Trigonometry in Geometry

Question

One of my friends gave me this problem. Initially I thought that this would be easy but i tried this for two days unable to do this in a proper manner.

There is a circle with an angle A located at the center of the circle

Prove that: $\sin A < A < \tan A$

Answer 1

The area of $\triangle ABC$ is $\frac{1}{2}\sin(x)$. The area of the colored wedge is $\frac{1}{2}x$, and the area of $\triangle ABD$ is $\frac{1}{2}\tan(x)$. By inclusion, we get $$ \frac{1}{2}\tan(x)\ge\frac{1}{2}x\ge\frac{1}{2}\sin(x)\tag{1} $$

Answer 2

The shortest way between two points is the straight line.

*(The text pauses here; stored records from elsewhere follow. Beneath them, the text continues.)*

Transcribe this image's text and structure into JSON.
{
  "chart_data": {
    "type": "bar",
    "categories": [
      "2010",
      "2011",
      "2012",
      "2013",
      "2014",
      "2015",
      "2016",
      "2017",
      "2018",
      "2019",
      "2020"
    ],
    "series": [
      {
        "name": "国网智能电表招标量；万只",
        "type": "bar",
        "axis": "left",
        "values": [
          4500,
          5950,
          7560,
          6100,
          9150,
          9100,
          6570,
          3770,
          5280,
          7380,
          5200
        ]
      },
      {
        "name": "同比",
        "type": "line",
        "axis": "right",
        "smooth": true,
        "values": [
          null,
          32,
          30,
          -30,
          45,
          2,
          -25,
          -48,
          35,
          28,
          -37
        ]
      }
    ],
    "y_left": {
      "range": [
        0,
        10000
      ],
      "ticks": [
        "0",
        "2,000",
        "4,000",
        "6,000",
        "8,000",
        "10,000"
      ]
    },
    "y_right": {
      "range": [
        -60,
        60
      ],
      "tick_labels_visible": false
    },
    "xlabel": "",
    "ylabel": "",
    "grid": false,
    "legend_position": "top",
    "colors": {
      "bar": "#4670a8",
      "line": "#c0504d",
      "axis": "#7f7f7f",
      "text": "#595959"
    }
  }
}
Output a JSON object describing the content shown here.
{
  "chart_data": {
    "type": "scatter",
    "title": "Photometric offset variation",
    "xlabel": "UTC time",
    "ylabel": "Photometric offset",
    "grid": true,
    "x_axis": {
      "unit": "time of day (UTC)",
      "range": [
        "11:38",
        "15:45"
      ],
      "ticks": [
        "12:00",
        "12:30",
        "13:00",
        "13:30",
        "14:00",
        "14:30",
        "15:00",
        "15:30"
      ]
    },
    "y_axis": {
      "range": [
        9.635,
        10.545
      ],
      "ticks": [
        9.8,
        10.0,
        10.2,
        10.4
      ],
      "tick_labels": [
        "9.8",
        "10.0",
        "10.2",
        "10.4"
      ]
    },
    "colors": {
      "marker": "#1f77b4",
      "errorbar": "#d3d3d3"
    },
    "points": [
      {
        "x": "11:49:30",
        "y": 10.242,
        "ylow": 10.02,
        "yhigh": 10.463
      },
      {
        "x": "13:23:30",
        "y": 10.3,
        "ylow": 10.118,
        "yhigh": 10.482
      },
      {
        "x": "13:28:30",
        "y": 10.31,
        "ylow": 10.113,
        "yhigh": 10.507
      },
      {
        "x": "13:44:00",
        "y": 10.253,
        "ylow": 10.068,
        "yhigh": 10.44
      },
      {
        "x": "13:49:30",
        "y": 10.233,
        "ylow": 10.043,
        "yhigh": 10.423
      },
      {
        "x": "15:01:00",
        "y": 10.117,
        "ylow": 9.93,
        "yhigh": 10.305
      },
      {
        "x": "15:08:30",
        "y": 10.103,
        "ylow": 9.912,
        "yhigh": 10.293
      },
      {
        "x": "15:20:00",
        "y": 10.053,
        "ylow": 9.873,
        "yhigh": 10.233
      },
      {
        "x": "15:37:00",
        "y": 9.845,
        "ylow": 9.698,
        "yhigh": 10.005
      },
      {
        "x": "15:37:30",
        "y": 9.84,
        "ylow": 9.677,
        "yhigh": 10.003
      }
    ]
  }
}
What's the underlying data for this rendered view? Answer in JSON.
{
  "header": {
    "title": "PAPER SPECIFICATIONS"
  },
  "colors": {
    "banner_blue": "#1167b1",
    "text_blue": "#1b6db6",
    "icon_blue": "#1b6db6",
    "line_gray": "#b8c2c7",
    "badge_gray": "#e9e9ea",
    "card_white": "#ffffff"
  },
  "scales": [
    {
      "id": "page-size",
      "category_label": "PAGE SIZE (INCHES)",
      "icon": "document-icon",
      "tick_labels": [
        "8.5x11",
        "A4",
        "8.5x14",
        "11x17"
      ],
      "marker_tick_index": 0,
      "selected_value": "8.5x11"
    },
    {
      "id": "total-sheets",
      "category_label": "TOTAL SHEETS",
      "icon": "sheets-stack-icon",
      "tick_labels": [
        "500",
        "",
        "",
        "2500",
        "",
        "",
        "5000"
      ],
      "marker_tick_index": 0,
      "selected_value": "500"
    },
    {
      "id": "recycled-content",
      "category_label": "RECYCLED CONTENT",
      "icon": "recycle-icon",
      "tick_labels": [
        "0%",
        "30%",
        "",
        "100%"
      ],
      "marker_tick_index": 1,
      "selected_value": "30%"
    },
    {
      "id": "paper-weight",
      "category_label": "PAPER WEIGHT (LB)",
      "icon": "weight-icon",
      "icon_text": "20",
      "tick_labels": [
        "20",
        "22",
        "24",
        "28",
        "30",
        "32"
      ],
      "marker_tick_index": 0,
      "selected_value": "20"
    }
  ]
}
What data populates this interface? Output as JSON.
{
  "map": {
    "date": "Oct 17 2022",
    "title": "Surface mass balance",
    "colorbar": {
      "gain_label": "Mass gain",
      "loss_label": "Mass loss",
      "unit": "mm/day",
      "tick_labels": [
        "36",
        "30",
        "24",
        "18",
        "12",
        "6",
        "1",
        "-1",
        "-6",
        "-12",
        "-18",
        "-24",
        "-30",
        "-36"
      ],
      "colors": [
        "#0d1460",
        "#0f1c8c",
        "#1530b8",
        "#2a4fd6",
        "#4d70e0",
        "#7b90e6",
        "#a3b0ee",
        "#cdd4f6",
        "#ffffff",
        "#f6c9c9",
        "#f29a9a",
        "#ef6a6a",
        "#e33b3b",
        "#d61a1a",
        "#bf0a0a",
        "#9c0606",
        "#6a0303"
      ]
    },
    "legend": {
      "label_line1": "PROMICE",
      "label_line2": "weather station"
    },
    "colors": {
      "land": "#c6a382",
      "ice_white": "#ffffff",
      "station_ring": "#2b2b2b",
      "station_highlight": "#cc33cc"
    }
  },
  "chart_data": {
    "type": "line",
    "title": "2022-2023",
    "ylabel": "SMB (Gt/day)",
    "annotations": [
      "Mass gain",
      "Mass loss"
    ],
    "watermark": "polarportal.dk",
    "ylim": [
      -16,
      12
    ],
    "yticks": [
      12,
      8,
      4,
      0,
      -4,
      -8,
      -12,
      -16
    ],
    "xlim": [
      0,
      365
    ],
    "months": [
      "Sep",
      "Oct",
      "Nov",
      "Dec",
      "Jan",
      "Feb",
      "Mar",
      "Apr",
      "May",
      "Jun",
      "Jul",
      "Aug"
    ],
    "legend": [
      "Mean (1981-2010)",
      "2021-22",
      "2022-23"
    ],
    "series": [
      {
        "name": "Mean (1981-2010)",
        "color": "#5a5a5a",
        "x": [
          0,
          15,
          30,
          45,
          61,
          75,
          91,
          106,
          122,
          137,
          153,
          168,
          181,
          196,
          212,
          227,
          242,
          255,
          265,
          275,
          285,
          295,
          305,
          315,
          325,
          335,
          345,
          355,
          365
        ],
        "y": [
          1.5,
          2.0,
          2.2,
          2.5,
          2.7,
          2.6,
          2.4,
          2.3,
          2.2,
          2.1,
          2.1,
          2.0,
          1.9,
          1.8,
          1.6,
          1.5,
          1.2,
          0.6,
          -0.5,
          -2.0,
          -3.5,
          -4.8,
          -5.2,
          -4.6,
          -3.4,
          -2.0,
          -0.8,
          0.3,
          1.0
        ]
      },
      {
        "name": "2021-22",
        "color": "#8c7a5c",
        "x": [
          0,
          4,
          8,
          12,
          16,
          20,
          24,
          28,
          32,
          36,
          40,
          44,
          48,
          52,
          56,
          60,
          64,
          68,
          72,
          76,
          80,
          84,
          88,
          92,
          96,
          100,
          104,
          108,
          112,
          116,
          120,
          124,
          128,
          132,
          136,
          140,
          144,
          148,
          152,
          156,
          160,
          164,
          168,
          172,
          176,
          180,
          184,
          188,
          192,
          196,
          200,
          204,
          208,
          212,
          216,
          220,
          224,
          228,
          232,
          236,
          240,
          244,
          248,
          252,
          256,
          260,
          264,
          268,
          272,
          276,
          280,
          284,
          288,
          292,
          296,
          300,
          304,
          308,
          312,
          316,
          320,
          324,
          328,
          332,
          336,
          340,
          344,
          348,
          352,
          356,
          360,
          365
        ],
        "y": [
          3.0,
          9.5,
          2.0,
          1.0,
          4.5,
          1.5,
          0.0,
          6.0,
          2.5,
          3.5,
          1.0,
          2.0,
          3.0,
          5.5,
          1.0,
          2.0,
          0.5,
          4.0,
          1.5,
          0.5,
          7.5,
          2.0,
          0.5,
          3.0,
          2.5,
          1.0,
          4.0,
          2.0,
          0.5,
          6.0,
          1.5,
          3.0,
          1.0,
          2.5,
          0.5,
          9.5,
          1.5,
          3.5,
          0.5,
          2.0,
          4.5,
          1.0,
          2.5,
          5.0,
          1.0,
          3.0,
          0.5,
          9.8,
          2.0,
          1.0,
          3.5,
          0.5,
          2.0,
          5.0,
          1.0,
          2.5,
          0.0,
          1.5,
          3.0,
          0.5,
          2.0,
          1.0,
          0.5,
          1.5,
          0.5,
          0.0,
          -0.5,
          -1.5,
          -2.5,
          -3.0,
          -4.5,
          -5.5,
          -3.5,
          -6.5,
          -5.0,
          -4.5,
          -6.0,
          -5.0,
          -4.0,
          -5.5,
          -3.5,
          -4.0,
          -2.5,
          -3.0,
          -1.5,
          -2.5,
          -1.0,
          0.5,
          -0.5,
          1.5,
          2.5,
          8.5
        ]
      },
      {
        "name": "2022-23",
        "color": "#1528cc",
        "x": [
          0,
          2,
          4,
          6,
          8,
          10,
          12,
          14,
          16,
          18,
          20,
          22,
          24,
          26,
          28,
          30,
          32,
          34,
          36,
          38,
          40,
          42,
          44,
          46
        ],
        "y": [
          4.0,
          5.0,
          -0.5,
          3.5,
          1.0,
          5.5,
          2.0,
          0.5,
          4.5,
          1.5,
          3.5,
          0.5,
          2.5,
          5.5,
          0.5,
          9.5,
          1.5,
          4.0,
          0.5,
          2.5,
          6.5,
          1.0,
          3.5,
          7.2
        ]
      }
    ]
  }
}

This establishes $$\sin \dfrac A2<\dfrac A2.$$

Then the area of the triangle formed with the tangent to the circle is larger than the area of the sector, hence

$$\frac A2<\tan\frac A2.$$

Replace $\dfrac A2$ by $A$.

Answer 3

On $(0,\pi/2)$ we have $\cos t < 1 < \sec^2 t.$ Integrating each term from $t=0$ to $t=A$ gives your desired inequality as long as $0<A<\pi/2.$ [inequality false for at least some $A$ not in this range.]

Of course this proof is usually done via a diagram; see a calc book.